„Junge Welt“, 01.02.2008
Estland: Prozeß gegen Antifaschisten geht weiter. Sahra Wagenknecht: »Klarer politischer Charakter«
Der Prozeß gegen vier als »Rädelsführer« bezeichnete Angeklagte in der estnischen Hauptstadt Tallinn geht weiter. Ursprünglich sollte er am gestrigen Donnerstag beendet werden, doch zeichnet sich ab, daß er sich bis in den April oder Mai hineinziehen könnte. Zeugen wurden bisher nicht vernommen, und auch sonst kennzeichnen »merkwürdige Praktiken« die seit dem 15. Januar laufende Verhandlung – so Sahra Wagenknecht gegenüber jW.
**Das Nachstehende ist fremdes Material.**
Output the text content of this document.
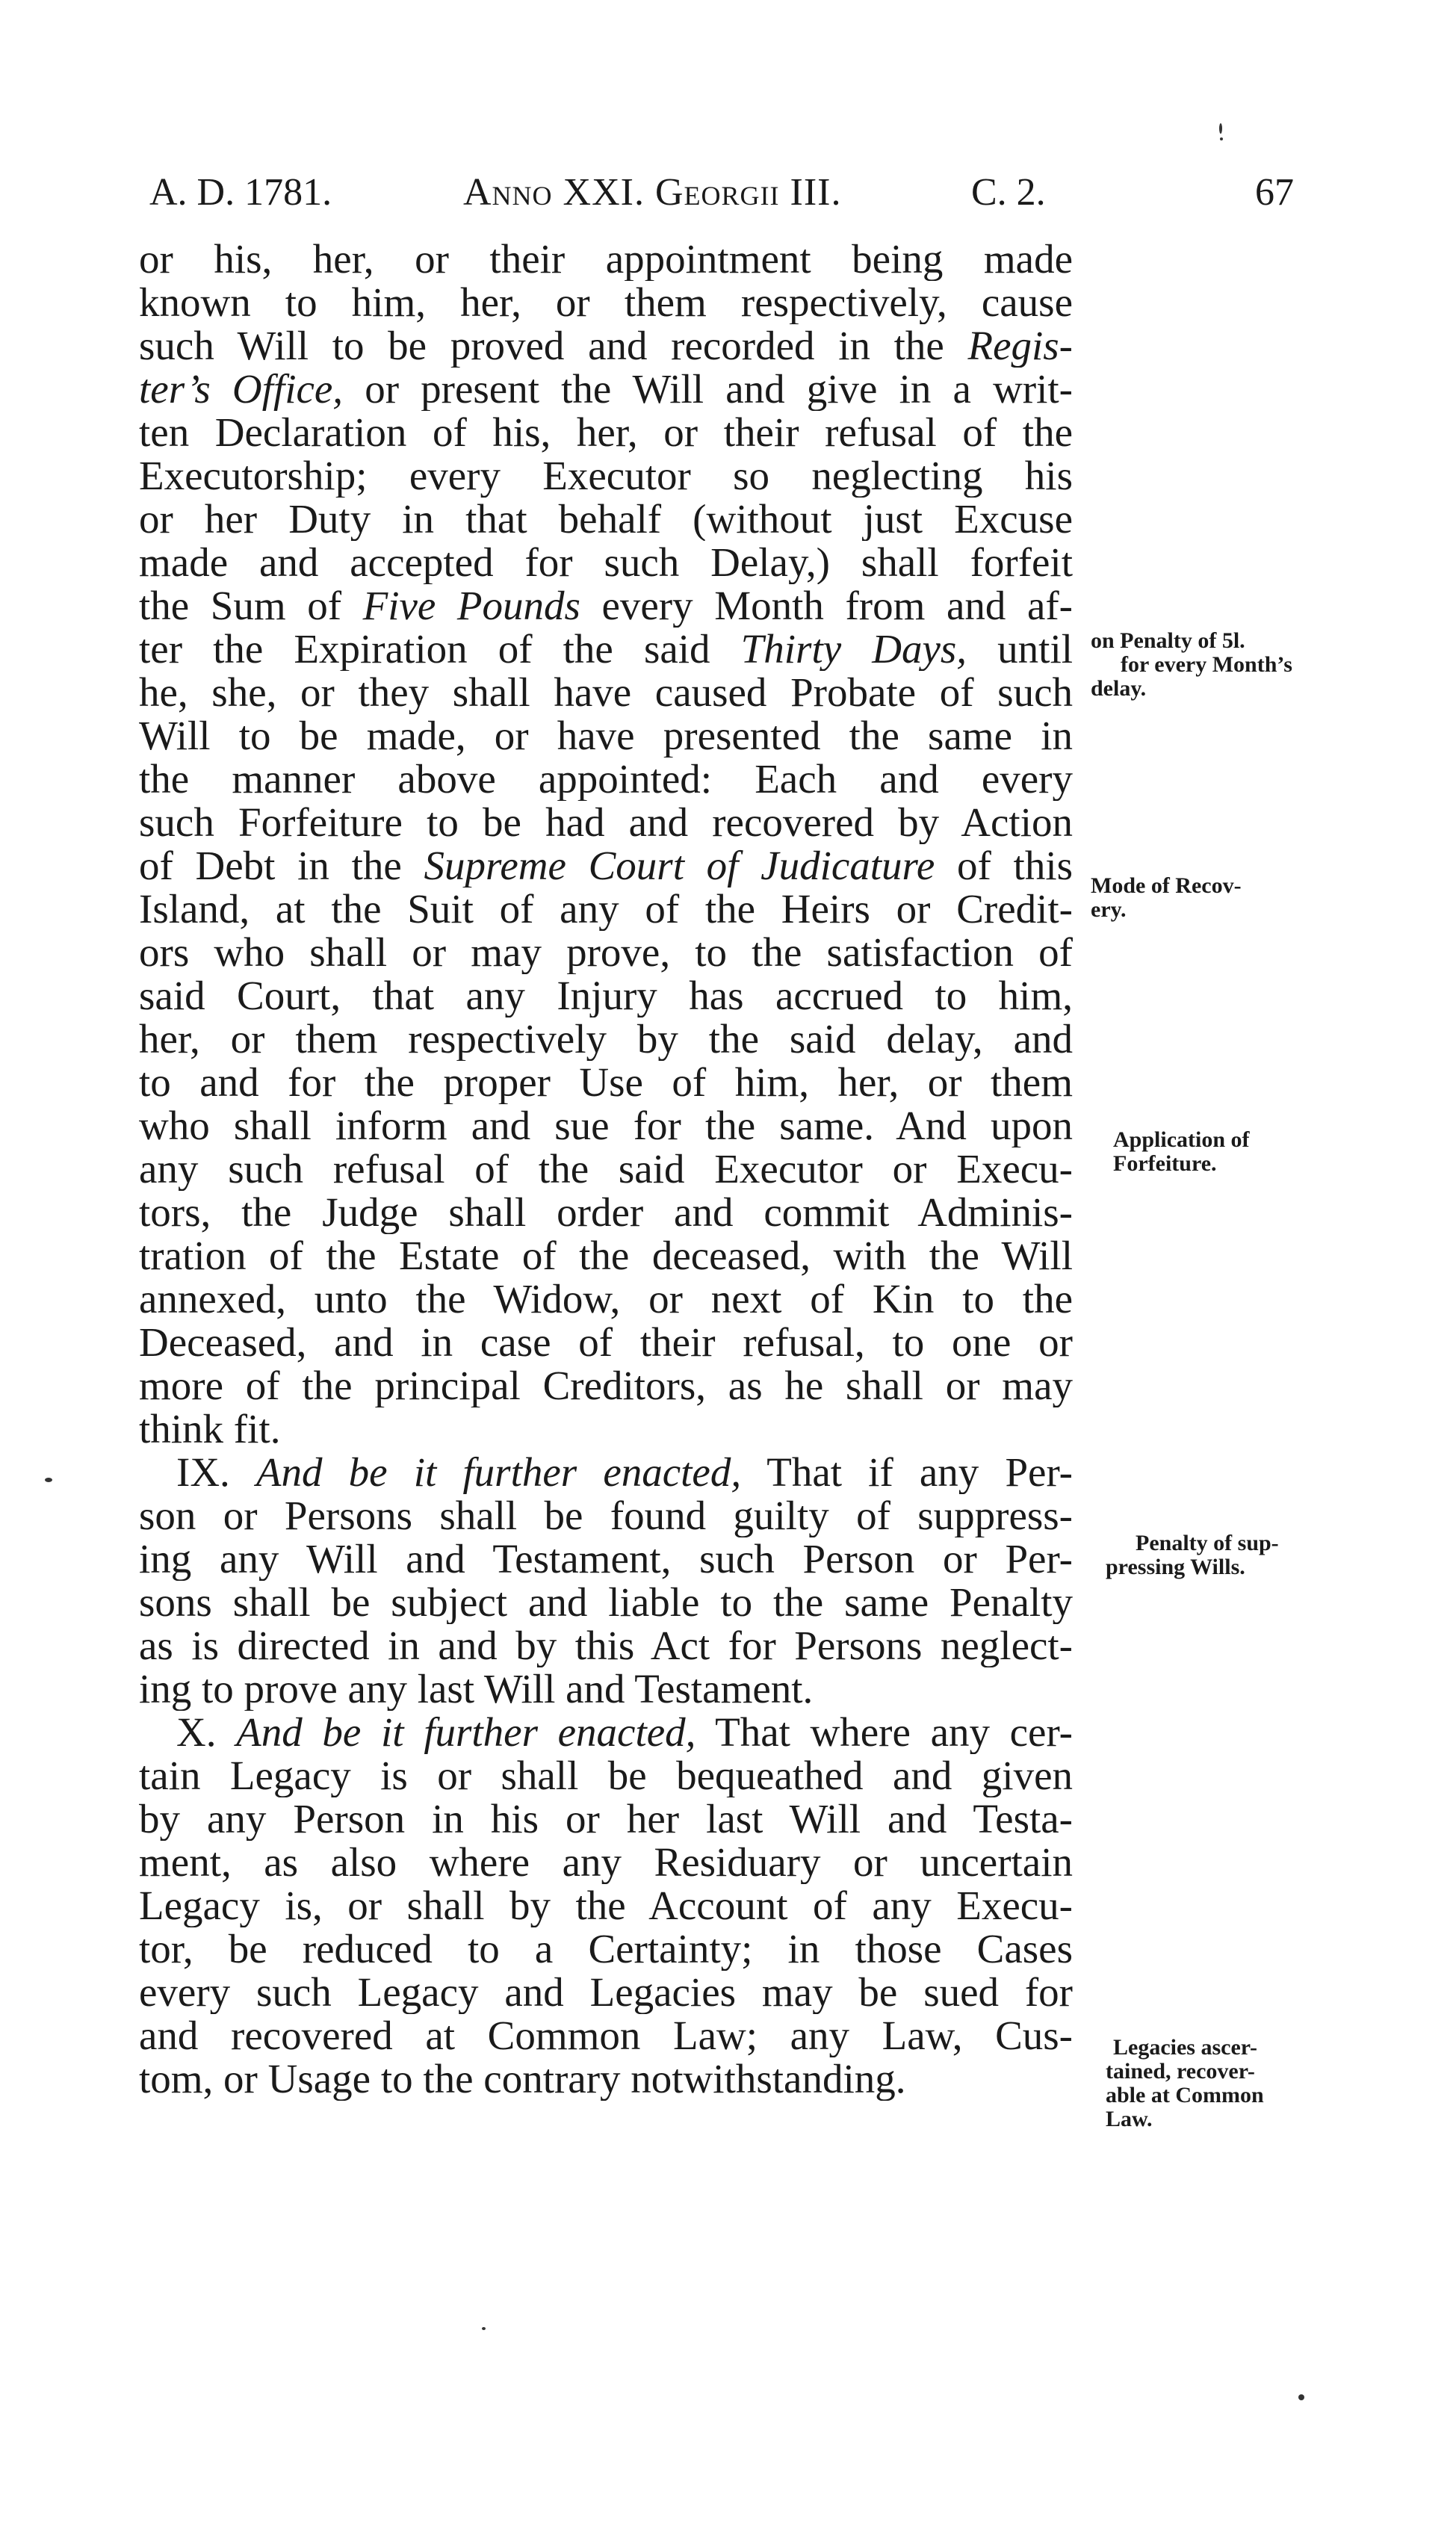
A. D. 1781.	Anno XXI. Georgii III.	C. 2.	67
or his, her, or their appointment being made
known to him, her, or them respectively, cause
such Will to be proved and recorded in the Regis-
ter’s Office, or present the Will and give in a writ-
ten Declaration of his, her, or their refusal of the
Executorship; every Executor so neglecting his
or her Duty in that behalf (without just Excuse
made and accepted for such Delay,) shall forfeit
the Sum of Five Pounds every Month from and af-
ter the Expiration of the said Thirty Days, until
he, she, or they shall have caused Probate of such
Will to be made, or have presented the same in
the manner above appointed: Each and every
such Forfeiture to be had and recovered by Action
of Debt in the Supreme Court of Judicature of this
Island, at the Suit of any of the Heirs or Credit-
ors who shall or may prove, to the satisfaction of
said Court, that any Injury has accrued to him,
her, or them respectively by the said delay, and
to and for the proper Use of him, her, or them
who shall inform and sue for the same. And upon
any such refusal of the said Executor or Execu-
tors, the Judge shall order and commit Adminis-
tration of the Estate of the deceased, with the Will
annexed, unto the Widow, or next of Kin to the
Deceased, and in case of their refusal, to one or
more of the principal Creditors, as he shall or may
think fit.
IX. And be it further enacted, That if any Per-
son or Persons shall be found guilty of suppress-
ing any Will and Testament, such Person or Per-
sons shall be subject and liable to the same Penalty
as is directed in and by this Act for Persons neglect-
ing to prove any last Will and Testament.
X. And be it further enacted, That where any cer-
tain Legacy is or shall be bequeathed and given
by any Person in his or her last Will and Testa-
ment, as also where any Residuary or uncertain
Legacy is, or shall by the Account of any Execu-
tor, be reduced to a Certainty; in those Cases
every such Legacy and Legacies may be sued for
and recovered at Common Law; any Law, Cus-
tom, or Usage to the contrary notwithstanding.
on Penalty of 5l.
for every Month’s
delay.
Mode of Recov-
ery.
Application of
Forfeiture.
Penalty of sup-
pressing Wills.
Legacies ascer-
tained, recover-
able at Common
Law.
Die EU-Abgeordnete der Linkspartei hatte am Mittwoch den Prozeß in Tallinn auch deswegen besucht, damit dieser nicht einfach »unbeobachtet durchgezogen werden« kann. Es sei ein Skandal, daß sich die Europäische Union auf die Position zurückzieht, es handele sich um innere Angelegenheiten Estlands. Vielmehr müßte die EU von ihrem Mitgliedsland dringend »die Einhaltung demokratischer und rechtsstaatlicher Standards« einfordern.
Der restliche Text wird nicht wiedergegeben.